Abstract Objectives: To determine whether diagnosis by graded compression ultrasonography improves clinical outcomes for patients with suspected appendicitis. Design: A randomised controlled trial ...comparing clinical diagnosis (control) with a diagnostic protocol incorporating ultrasonography and the Alvarado score (intervention group). Setting: Single tertiary referral centre. Participants: 302 patients (age 5-82 years) referred to the surgical service with suspected appendicitis. 160 patients were randomised to the intervention group, of whom 129 underwent ultrasonography. Ultrasonography was omitted for patients with extreme Alvarado scores (1-3, 9, or 10) unless requested by the admitting surgical team.
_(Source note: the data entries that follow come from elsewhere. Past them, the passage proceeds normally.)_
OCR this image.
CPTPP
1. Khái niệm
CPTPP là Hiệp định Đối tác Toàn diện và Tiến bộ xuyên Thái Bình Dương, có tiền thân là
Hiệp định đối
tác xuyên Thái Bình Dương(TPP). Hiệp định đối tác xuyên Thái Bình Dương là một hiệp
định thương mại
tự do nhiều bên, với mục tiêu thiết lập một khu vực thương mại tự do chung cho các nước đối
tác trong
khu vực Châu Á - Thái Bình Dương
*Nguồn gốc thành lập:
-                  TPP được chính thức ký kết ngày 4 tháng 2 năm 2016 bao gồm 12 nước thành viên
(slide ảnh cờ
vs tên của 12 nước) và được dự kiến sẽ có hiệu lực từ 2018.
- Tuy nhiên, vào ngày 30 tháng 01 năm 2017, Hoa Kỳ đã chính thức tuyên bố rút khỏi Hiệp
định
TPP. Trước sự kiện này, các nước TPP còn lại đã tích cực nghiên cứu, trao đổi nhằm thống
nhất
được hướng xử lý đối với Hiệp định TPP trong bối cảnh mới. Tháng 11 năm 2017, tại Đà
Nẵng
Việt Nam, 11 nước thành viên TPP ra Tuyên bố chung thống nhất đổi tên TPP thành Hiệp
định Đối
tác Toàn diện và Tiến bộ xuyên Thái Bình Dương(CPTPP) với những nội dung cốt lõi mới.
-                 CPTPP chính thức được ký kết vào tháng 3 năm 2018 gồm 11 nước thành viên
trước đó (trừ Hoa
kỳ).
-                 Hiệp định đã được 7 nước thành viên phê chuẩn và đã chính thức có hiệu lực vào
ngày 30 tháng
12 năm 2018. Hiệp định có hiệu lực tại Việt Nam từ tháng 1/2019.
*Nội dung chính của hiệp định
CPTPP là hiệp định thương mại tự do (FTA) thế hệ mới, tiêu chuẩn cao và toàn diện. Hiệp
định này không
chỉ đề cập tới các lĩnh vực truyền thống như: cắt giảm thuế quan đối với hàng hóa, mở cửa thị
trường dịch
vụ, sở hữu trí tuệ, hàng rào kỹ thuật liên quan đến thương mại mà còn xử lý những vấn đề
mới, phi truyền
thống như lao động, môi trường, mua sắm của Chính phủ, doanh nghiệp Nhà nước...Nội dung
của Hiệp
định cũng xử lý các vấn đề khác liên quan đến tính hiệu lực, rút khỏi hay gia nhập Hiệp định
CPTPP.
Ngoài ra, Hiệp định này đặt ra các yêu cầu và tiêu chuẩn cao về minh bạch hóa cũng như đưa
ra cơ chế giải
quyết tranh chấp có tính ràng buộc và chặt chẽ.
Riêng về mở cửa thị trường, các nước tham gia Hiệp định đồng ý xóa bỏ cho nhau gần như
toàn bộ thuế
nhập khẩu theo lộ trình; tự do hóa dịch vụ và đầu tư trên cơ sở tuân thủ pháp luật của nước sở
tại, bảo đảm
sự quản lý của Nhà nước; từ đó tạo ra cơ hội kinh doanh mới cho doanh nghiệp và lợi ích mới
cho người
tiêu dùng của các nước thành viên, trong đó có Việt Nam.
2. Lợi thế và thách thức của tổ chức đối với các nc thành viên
Main outcome measures: Time to operation, duration of hospital stay, and adverse outcomes, including non-therapeutic operations and delayed treatment in association with perforation. Results: Sensitivity and specificity of ultrasonography were measured at 94.7% and 88.9%, respectively. Patients in the intervention group who underwent therapeutic operation had a significantly shorter mean time to operation than patients in the control group (7.0 v 10.2 hours, P=0.016). There were no differences between groups in mean duration of hospital stay (53.4 v 54.5 hours, P=0.84), proportion of patients undergoing a non-therapeutic operation (9% v 11%, P=0.59) or delayed treatment in association with perforation (3% v 1%, P=0.45). Conclusion: Graded compression ultrasonography is an accurate procedure that leads to the prompt diagnosis and early treatment of many cases of appendicitis, although it does not prevent adverse outcomes or reduce length of hospital stay.